When you are asleep and you see something.
Where does it come from?
The sky.
Can you see it?
No! Yes, when you’re asleep.
Could I see it if I was there?
No.
Why not?
Because it is in front of us. … When you are asleep you dream and you see them, but when you aren’t asleep you don’t see them.
(Piaget, 1929, p. 93)
Open-ended interviews allow children to explain their thoughts thoroughly and in their own words. They also enable scientists to gather a large amount of information quickly. Open-ended interviews are very flexible as well. However, their flexibility poses a challenge: When questions are phrased differently for each child, responses may not capture real differences in how children think about a given topic and instead may reflect differences in how the questions were posed and followed up by the interviewer.
A structured interview poses the same set of questions to each child in the same way. On one hand, structured interviews are less flexible than open-ended interviews. On the other hand, because all children receive the same set of questions, differences in responses are more likely to reflect true differences among children and not merely differences in the manner of interviewing. For example, Evans, Milanak, Medeiros, and Ross (2002) used a structured interview to examine American children’s beliefs about magic. Children between the ages of 3 and 8 were asked the following set of questions:
What is magic? Who can do magic?
Is it possible to have special powers? Who has special powers?
Does someone have to learn to do magic? Where have you seen magic? (p. 49)
After compiling and analyzing the children’s responses as well as administering several cognitive tasks, the researchers concluded that even older children, who have the ability to think logically and perform concrete operations, may display magical beliefs.

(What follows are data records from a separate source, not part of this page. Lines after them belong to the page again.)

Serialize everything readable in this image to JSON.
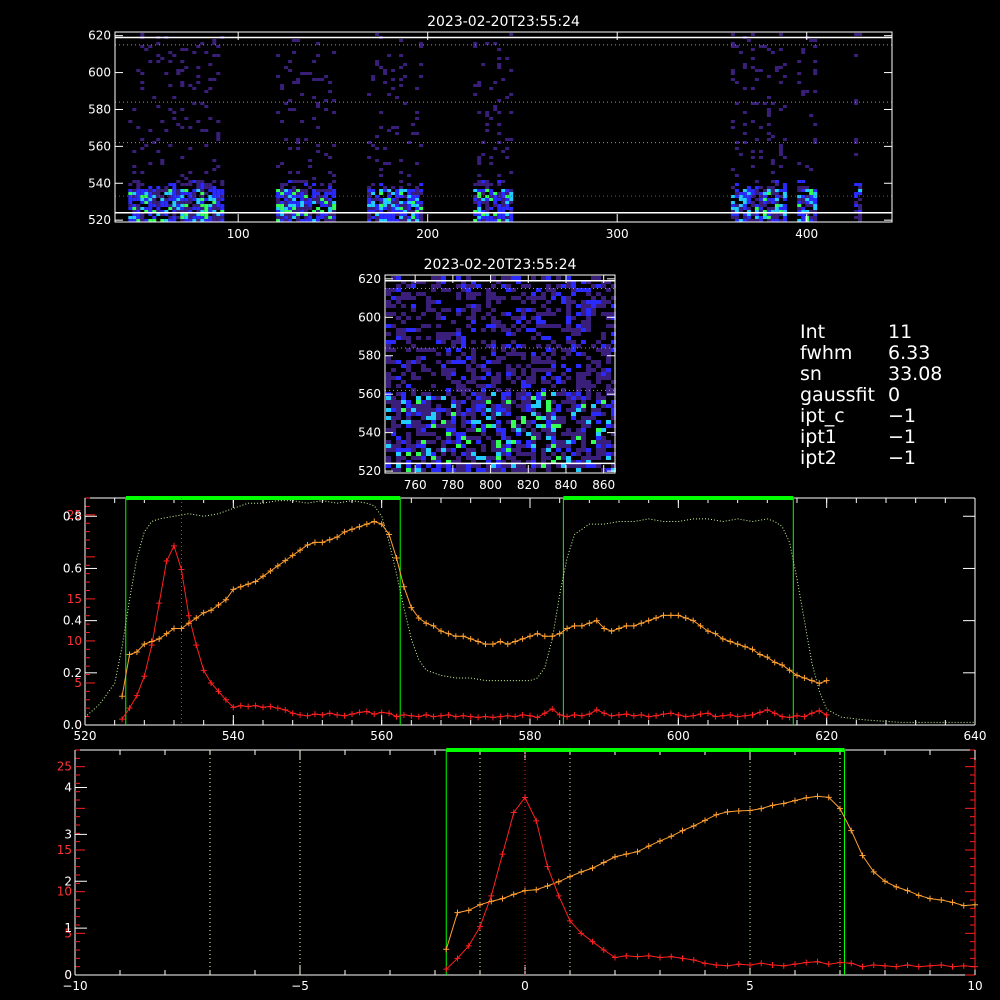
{
  "chart_data": [
    {
      "type": "heatmap",
      "title": "2023-02-20T23:55:24",
      "xlim": [
        35,
        445
      ],
      "ylim": [
        519,
        622
      ],
      "xticks": [
        100,
        200,
        300,
        400
      ],
      "yticks": [
        520,
        540,
        560,
        580,
        600,
        620
      ],
      "bands": [
        [
          42,
          92
        ],
        [
          120,
          150
        ],
        [
          168,
          197
        ],
        [
          224,
          245
        ],
        [
          360,
          388
        ],
        [
          395,
          405
        ],
        [
          425,
          429
        ]
      ],
      "hlines_white": [
        524,
        619
      ],
      "hlines_green": [
        562,
        584,
        615
      ],
      "hline_red": 533
    },
    {
      "type": "heatmap",
      "title": "2023-02-20T23:55:24",
      "xlim": [
        744,
        866
      ],
      "ylim": [
        519,
        622
      ],
      "xticks": [
        760,
        780,
        800,
        820,
        840,
        860
      ],
      "yticks": [
        520,
        540,
        560,
        580,
        600,
        620
      ],
      "hlines_white": [
        524,
        619
      ],
      "hlines_green": [
        562,
        584,
        615
      ]
    },
    {
      "type": "line",
      "xlim": [
        520,
        640
      ],
      "xticks": [
        520,
        540,
        560,
        580,
        600,
        620,
        640
      ],
      "yticks_left_white": [
        0.0,
        0.2,
        0.4,
        0.6,
        0.8
      ],
      "yticks_left_red": [
        0,
        5,
        10,
        15,
        25
      ],
      "ylim_white": [
        0,
        0.87
      ],
      "ylim_red": [
        0,
        27
      ],
      "filter_box_tops": [
        [
          525.5,
          562.5
        ],
        [
          584.5,
          615.5
        ]
      ],
      "red_vline": 533,
      "series": [
        {
          "x": [
            525,
            526,
            527,
            528,
            529,
            530,
            531,
            532,
            533,
            534,
            535,
            536,
            537,
            538,
            539,
            540,
            541,
            542,
            543,
            544,
            545,
            546,
            547,
            548,
            549,
            550,
            551,
            552,
            553,
            554,
            555,
            556,
            557,
            558,
            559,
            560,
            561,
            562,
            563,
            564,
            565,
            566,
            567,
            568,
            569,
            570,
            571,
            572,
            573,
            574,
            575,
            576,
            577,
            578,
            579,
            580,
            581,
            582,
            583,
            584,
            585,
            586,
            587,
            588,
            589,
            590,
            591,
            592,
            593,
            594,
            595,
            596,
            597,
            598,
            599,
            600,
            601,
            602,
            603,
            604,
            605,
            606,
            607,
            608,
            609,
            610,
            611,
            612,
            613,
            614,
            615,
            616,
            617,
            618,
            619,
            620
          ],
          "y": [
            0.7,
            2.0,
            3.5,
            5.8,
            9.5,
            14.5,
            19.5,
            21.3,
            18.5,
            13.0,
            9.5,
            6.5,
            5.0,
            4.0,
            3.0,
            2.1,
            2.3,
            2.2,
            2.3,
            2.1,
            2.2,
            2.0,
            1.8,
            1.4,
            1.2,
            1.1,
            1.3,
            1.2,
            1.4,
            1.2,
            1.1,
            1.3,
            1.5,
            1.6,
            1.3,
            1.5,
            1.4,
            1.0,
            1.2,
            1.1,
            1.0,
            1.2,
            1.0,
            1.1,
            1.2,
            1.0,
            1.1,
            1.0,
            0.9,
            1.0,
            0.9,
            1.0,
            1.1,
            1.0,
            1.2,
            1.1,
            0.9,
            1.4,
            1.9,
            1.2,
            1.0,
            1.2,
            1.1,
            1.3,
            1.8,
            1.4,
            1.1,
            1.2,
            1.3,
            1.1,
            1.2,
            1.0,
            1.1,
            1.3,
            1.4,
            1.2,
            1.0,
            1.1,
            1.3,
            1.4,
            1.0,
            1.1,
            1.2,
            1.0,
            1.1,
            1.2,
            1.5,
            1.8,
            1.4,
            1.0,
            0.9,
            1.1,
            1.0,
            1.4,
            1.7,
            1.2
          ]
        },
        {
          "x": [
            525,
            526,
            527,
            528,
            529,
            530,
            531,
            532,
            533,
            534,
            535,
            536,
            537,
            538,
            539,
            540,
            541,
            542,
            543,
            544,
            545,
            546,
            547,
            548,
            549,
            550,
            551,
            552,
            553,
            554,
            555,
            556,
            557,
            558,
            559,
            560,
            561,
            562,
            563,
            564,
            565,
            566,
            567,
            568,
            569,
            570,
            571,
            572,
            573,
            574,
            575,
            576,
            577,
            578,
            579,
            580,
            581,
            582,
            583,
            584,
            585,
            586,
            587,
            588,
            589,
            590,
            591,
            592,
            593,
            594,
            595,
            596,
            597,
            598,
            599,
            600,
            601,
            602,
            603,
            604,
            605,
            606,
            607,
            608,
            609,
            610,
            611,
            612,
            613,
            614,
            615,
            616,
            617,
            618,
            619,
            620
          ],
          "y": [
            0.11,
            0.27,
            0.28,
            0.31,
            0.32,
            0.33,
            0.35,
            0.37,
            0.37,
            0.39,
            0.41,
            0.43,
            0.44,
            0.46,
            0.48,
            0.52,
            0.53,
            0.54,
            0.55,
            0.57,
            0.59,
            0.61,
            0.63,
            0.65,
            0.67,
            0.69,
            0.7,
            0.7,
            0.71,
            0.72,
            0.74,
            0.75,
            0.76,
            0.77,
            0.78,
            0.77,
            0.73,
            0.64,
            0.53,
            0.45,
            0.41,
            0.39,
            0.38,
            0.36,
            0.35,
            0.34,
            0.34,
            0.33,
            0.32,
            0.31,
            0.31,
            0.32,
            0.31,
            0.32,
            0.33,
            0.34,
            0.35,
            0.34,
            0.34,
            0.35,
            0.37,
            0.38,
            0.38,
            0.39,
            0.4,
            0.37,
            0.36,
            0.37,
            0.38,
            0.38,
            0.39,
            0.4,
            0.41,
            0.42,
            0.42,
            0.42,
            0.41,
            0.4,
            0.38,
            0.36,
            0.35,
            0.33,
            0.32,
            0.31,
            0.3,
            0.29,
            0.27,
            0.26,
            0.24,
            0.23,
            0.21,
            0.19,
            0.18,
            0.17,
            0.16,
            0.17
          ]
        },
        {
          "x": [
            520,
            522,
            524,
            525,
            526,
            527,
            528,
            529,
            530,
            532,
            534,
            536,
            538,
            540,
            542,
            544,
            546,
            548,
            550,
            552,
            554,
            556,
            558,
            559,
            560,
            561,
            562,
            563,
            564,
            565,
            566,
            568,
            570,
            572,
            574,
            576,
            578,
            580,
            581,
            582,
            583,
            584,
            585,
            586,
            588,
            590,
            592,
            594,
            596,
            598,
            600,
            602,
            604,
            606,
            608,
            610,
            612,
            613,
            614,
            615,
            616,
            617,
            618,
            619,
            620,
            622,
            625,
            630,
            635,
            640
          ],
          "y": [
            0.03,
            0.08,
            0.16,
            0.3,
            0.48,
            0.64,
            0.74,
            0.78,
            0.79,
            0.8,
            0.81,
            0.8,
            0.81,
            0.83,
            0.85,
            0.85,
            0.86,
            0.86,
            0.85,
            0.86,
            0.85,
            0.86,
            0.85,
            0.84,
            0.8,
            0.7,
            0.58,
            0.45,
            0.33,
            0.25,
            0.21,
            0.19,
            0.18,
            0.18,
            0.17,
            0.17,
            0.17,
            0.17,
            0.18,
            0.22,
            0.33,
            0.5,
            0.64,
            0.73,
            0.77,
            0.77,
            0.78,
            0.78,
            0.79,
            0.78,
            0.78,
            0.79,
            0.79,
            0.78,
            0.79,
            0.78,
            0.79,
            0.78,
            0.76,
            0.7,
            0.56,
            0.4,
            0.24,
            0.13,
            0.06,
            0.03,
            0.02,
            0.01,
            0.01,
            0.01
          ]
        }
      ]
    },
    {
      "type": "line",
      "xlim": [
        -10,
        10
      ],
      "xticks": [
        -10,
        -5,
        0,
        5,
        10
      ],
      "yticks_left_white": [
        0,
        1,
        2,
        3,
        4
      ],
      "yticks_left_red": [
        0,
        5,
        10,
        15,
        25
      ],
      "ylim_white": [
        0,
        4.8
      ],
      "ylim_red": [
        0,
        27
      ],
      "filter_box": [
        -1.75,
        7.1
      ],
      "vlines_white": [
        -7,
        -5,
        -1,
        1,
        5,
        7
      ],
      "red_vline": 0,
      "series": [
        {
          "x": [
            -1.75,
            -1.5,
            -1.25,
            -1.0,
            -0.75,
            -0.5,
            -0.25,
            0.0,
            0.25,
            0.5,
            0.75,
            1.0,
            1.25,
            1.5,
            1.75,
            2.0,
            2.25,
            2.5,
            2.75,
            3.0,
            3.25,
            3.5,
            3.75,
            4.0,
            4.25,
            4.5,
            4.75,
            5.0,
            5.25,
            5.5,
            5.75,
            6.0,
            6.25,
            6.5,
            6.75,
            7.0,
            7.25,
            7.5,
            7.75,
            8.0,
            8.25,
            8.5,
            8.75,
            9.0,
            9.25,
            9.5,
            9.75,
            10.0
          ],
          "y": [
            0.7,
            2.0,
            3.5,
            5.8,
            9.5,
            14.5,
            19.5,
            21.3,
            18.5,
            13.0,
            9.5,
            6.5,
            5.0,
            4.0,
            3.0,
            2.1,
            2.3,
            2.2,
            2.3,
            2.1,
            2.2,
            2.0,
            1.8,
            1.4,
            1.2,
            1.1,
            1.3,
            1.2,
            1.4,
            1.2,
            1.1,
            1.3,
            1.5,
            1.6,
            1.3,
            1.5,
            1.4,
            1.0,
            1.2,
            1.1,
            1.0,
            1.2,
            1.0,
            1.1,
            1.2,
            1.0,
            1.1,
            1.0
          ]
        },
        {
          "x": [
            -1.75,
            -1.5,
            -1.25,
            -1.0,
            -0.75,
            -0.5,
            -0.25,
            0.0,
            0.25,
            0.5,
            0.75,
            1.0,
            1.25,
            1.5,
            1.75,
            2.0,
            2.25,
            2.5,
            2.75,
            3.0,
            3.25,
            3.5,
            3.75,
            4.0,
            4.25,
            4.5,
            4.75,
            5.0,
            5.25,
            5.5,
            5.75,
            6.0,
            6.25,
            6.5,
            6.75,
            7.0,
            7.25,
            7.5,
            7.75,
            8.0,
            8.25,
            8.5,
            8.75,
            9.0,
            9.25,
            9.5,
            9.75,
            10.0
          ],
          "y": [
            0.55,
            1.33,
            1.38,
            1.5,
            1.57,
            1.63,
            1.72,
            1.8,
            1.82,
            1.9,
            1.99,
            2.1,
            2.2,
            2.28,
            2.4,
            2.52,
            2.58,
            2.63,
            2.75,
            2.86,
            2.96,
            3.08,
            3.18,
            3.3,
            3.42,
            3.48,
            3.5,
            3.51,
            3.55,
            3.62,
            3.66,
            3.72,
            3.78,
            3.81,
            3.79,
            3.55,
            3.08,
            2.55,
            2.2,
            2.0,
            1.88,
            1.8,
            1.7,
            1.63,
            1.6,
            1.55,
            1.48,
            1.5
          ]
        }
      ]
    }
  ],
  "info_panel": {
    "int_label": "Int",
    "int_value": "11",
    "fwhm_label": "fwhm",
    "fwhm_value": "6.33",
    "sn_label": "sn",
    "sn_value": "33.08",
    "gaussfit_label": "gaussfit",
    "gaussfit_value": "0",
    "ipt_c_label": "ipt_c",
    "ipt_c_value": "−1",
    "ipt1_label": "ipt1",
    "ipt1_value": "−1",
    "ipt2_label": "ipt2",
    "ipt2_value": "−1"
  },
  "colors": {
    "orange": "#ffa030",
    "red": "#ff2020",
    "green": "#00ff00",
    "light_green": "#ccff99",
    "axis": "#ffffff",
    "heat_low": "#3a1f7a",
    "heat_mid": "#2a2aff",
    "heat_high": "#22ccff",
    "heat_peak": "#33ff55"
  }
}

To collect data from large samples of people, scientists may compile and use questionnaires, also called surveys, made up of sets of questions, typically multiple choice. Questionnaires can be administered in person, online, or by telephone, email, or postal mail. Questionnaires are popular data collection methods with adolescents because they are easy to use and enable scientists to collect information from many people quickly and inexpensively. Scientists who conduct research on sensitive topics, such as sexual interest and experience, often use questionnaires because they can easily be administered anonymously, protecting participants’ privacy. For example, the Monitoring the Future Study is an annual survey of 50,000 eighth-, tenth-, and twelfth-grade students that collects information about their behaviors, attitudes, and values concerning drug and alcohol use (Miech et al., 2017). The survey permits scientists to gather an enormous amount of data, yet its anonymity protects the adolescents from the consequences of sharing personal information that they might not otherwise reveal. Questionnaires, however, rely on a child’s ability to read and understand questions and provide responses. It is not until late childhood and, more often, adolescence that questionnaires become feasible sources of data.